Text-only ablation is a masterstroke: A simple comparison (removing the image) exposed the inflated "treatment suggestion" scores, reminding the community that medical models must be evaluated across the full clinical process to avoid being misled by single-point high scores.
Deep expert involvement: Chief physicians with 20+ years of experience designed the protocol and audited every item; entity-level precision/recall \(>95\%\) and judge-model alignment with physician scoring place the annotation quality in the top tier of medical benchmarks.

Limitations & Future Work¶

Evaluation only, no training: The paper provides a benchmark and diagnostic analysis but offers no methods or baseline training schemes to close the gap between MLLMs and physicians; "how to improve" is left for future work.
Limited to visible surface lesions: Focuses on photographable surface health (skin/oral/nails), excluding internal imaging like X-ray, CT, or MRI; cross-modal medical diagnosis still requires supplementary benchmarks.
Critic model bias: Open-ended questions rely on GPT-4 for scoring; although calibrated via prompts, judgments on fine-grained attributes like color or size still rely on manual patches, and the robustness of large-scale auto-scoring requires further validation.
Limited human baseline scale: The human baseline was only conducted on the 1,499-item validation set by \(15+15\) doctors, a relatively small sample size compared to the model test set.

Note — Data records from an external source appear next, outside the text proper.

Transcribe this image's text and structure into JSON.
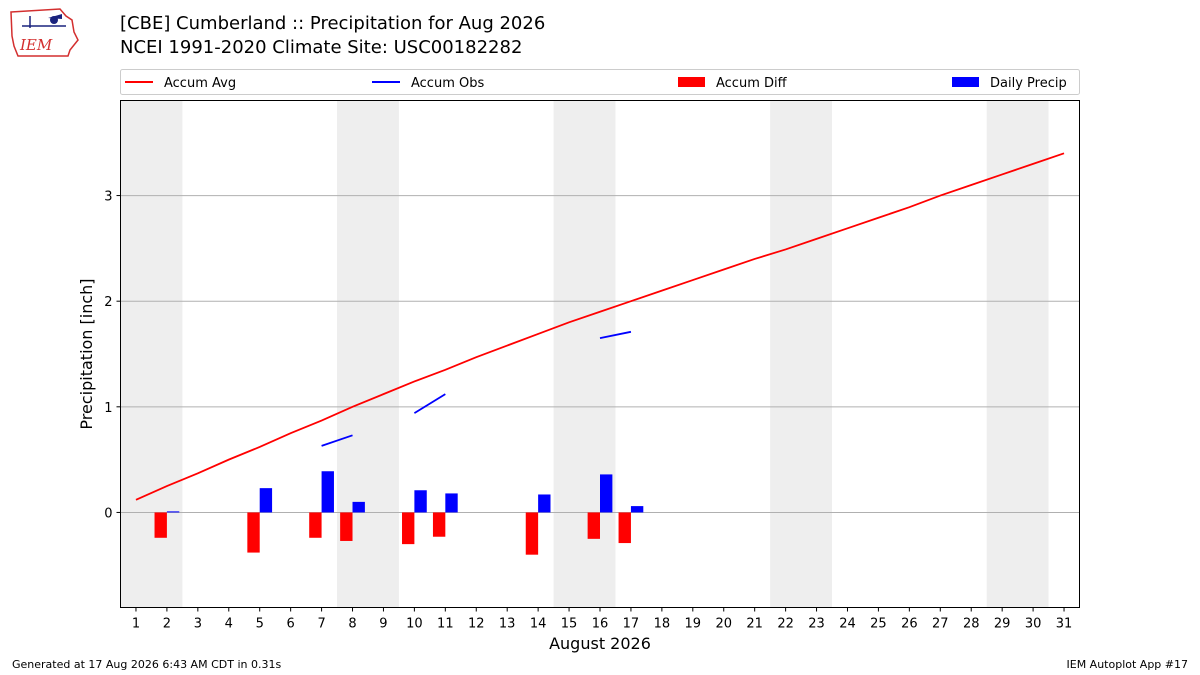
{
  "header": {
    "logo_text": "IEM",
    "title_line_1": "[CBE] Cumberland :: Precipitation for Aug 2026",
    "title_line_2": "NCEI 1991-2020 Climate Site: USC00182282"
  },
  "footer": {
    "left": "Generated at 17 Aug 2026 6:43 AM CDT in 0.31s",
    "right": "IEM Autoplot App #17"
  },
  "chart_data": {
    "type": "bar",
    "title": "",
    "xlabel": "August 2026",
    "ylabel": "Precipitation [inch]",
    "xlim": [
      0.5,
      31.5
    ],
    "ylim": [
      -0.9,
      3.9
    ],
    "yticks": [
      0,
      1,
      2,
      3
    ],
    "xticks": [
      1,
      2,
      3,
      4,
      5,
      6,
      7,
      8,
      9,
      10,
      11,
      12,
      13,
      14,
      15,
      16,
      17,
      18,
      19,
      20,
      21,
      22,
      23,
      24,
      25,
      26,
      27,
      28,
      29,
      30,
      31
    ],
    "grid": "horizontal",
    "legend_placement": "top",
    "weekend_shading": [
      [
        0.5,
        2.5
      ],
      [
        7.5,
        9.5
      ],
      [
        14.5,
        16.5
      ],
      [
        21.5,
        23.5
      ],
      [
        28.5,
        30.5
      ]
    ],
    "legend": [
      {
        "label": "Accum Avg",
        "kind": "line",
        "color": "#ff0000"
      },
      {
        "label": "Accum Obs",
        "kind": "line",
        "color": "#0000ff"
      },
      {
        "label": "Accum Diff",
        "kind": "bar",
        "color": "#ff0000"
      },
      {
        "label": "Daily Precip",
        "kind": "bar",
        "color": "#0000ff"
      }
    ],
    "series": [
      {
        "name": "Accum Avg",
        "color": "#ff0000",
        "x": [
          1,
          2,
          3,
          4,
          5,
          6,
          7,
          8,
          9,
          10,
          11,
          12,
          13,
          14,
          15,
          16,
          17,
          18,
          19,
          20,
          21,
          22,
          23,
          24,
          25,
          26,
          27,
          28,
          29,
          30,
          31
        ],
        "values": [
          0.12,
          0.25,
          0.37,
          0.5,
          0.62,
          0.75,
          0.87,
          1.0,
          1.12,
          1.24,
          1.35,
          1.47,
          1.58,
          1.69,
          1.8,
          1.9,
          2.0,
          2.1,
          2.2,
          2.3,
          2.4,
          2.49,
          2.59,
          2.69,
          2.79,
          2.89,
          3.0,
          3.1,
          3.2,
          3.3,
          3.4
        ]
      },
      {
        "name": "Accum Obs",
        "color": "#0000ff",
        "segments": [
          {
            "x": [
              7,
              8
            ],
            "values": [
              0.63,
              0.73
            ]
          },
          {
            "x": [
              10,
              11
            ],
            "values": [
              0.94,
              1.12
            ]
          },
          {
            "x": [
              16,
              17
            ],
            "values": [
              1.65,
              1.71
            ]
          }
        ]
      },
      {
        "name": "Accum Diff",
        "color": "#ff0000",
        "x": [
          2,
          5,
          7,
          8,
          10,
          11,
          14,
          16,
          17
        ],
        "values": [
          -0.24,
          -0.38,
          -0.24,
          -0.27,
          -0.3,
          -0.23,
          -0.4,
          -0.25,
          -0.29
        ]
      },
      {
        "name": "Daily Precip",
        "color": "#0000ff",
        "x": [
          2,
          5,
          7,
          8,
          10,
          11,
          14,
          16,
          17
        ],
        "values": [
          0.01,
          0.23,
          0.39,
          0.1,
          0.21,
          0.18,
          0.17,
          0.36,
          0.06
        ]
      }
    ]
  }
}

Differences from general medical VQA benchmarks: Compared to the "broad and general" approach of OmniMedVQA (119K public images) or GMAI-MMBench (26K public images), MedLesionVQA wins on "real clinical data + expert annotation + workflow alignment," reflecting the trend of medical evaluation moving from "scale competitions" to "clinical authenticity."
Differences from specialized dermatology datasets: SkinCon (lesion concepts), DDI (malignancy binary), and Fitzpatrick17K (disease classification) are all single-task labels; this work is the first to chain recognition \(\rightarrow\) reasoning \(\rightarrow\) diagnosis \(\rightarrow\) treatment into end-to-end VQA.
Insights for medical MLLM training: The finding in Insight 4 regarding "SFT domain adaptation harming generalization" echoes discussions in the general LLM community about "over-specialization damaging reasoning," suggesting that medical models might require lighter domain injection or retrieval-augmented generation (RAG) rather than crude SFT.
Methodological insight: The simple design of text-only control is worth adopting by all multimodal medical benchmarks to decouple linguistic priors and measure true visual contribution.

Rating¶

Novelty: ⭐⭐⭐⭐ First surface health benchmark aligned with physician step-by-step visual diagnosis; the combination of 7 ability dimensions and unreleased hospital data is clearly original, though it falls under "high-quality benchmark" rather than methodological breakthrough.
Experimental Thoroughness: ⭐⭐⭐⭐⭐ Evaluated 20+ mainstream open/closed-source MLLMs, established a two-tier physician baseline, and conducted text-only ablation and per-ability error analysis; excellent breadth and depth.
Writing Quality: ⭐⭐⭐⭐ The logic from motivation to construction to evaluation to insight is clear, and the four insights are well-extracted; minor discrepancies (e.g., body part count 110 vs. 119) exist.
Value: ⭐⭐⭐⭐⭐ Provides a high-quality, contamination-resistant yardstick for trustworthy medical AI, empirically debunking "physician-level MLLM" marketing, with direct reference value for both academia and industry deployment.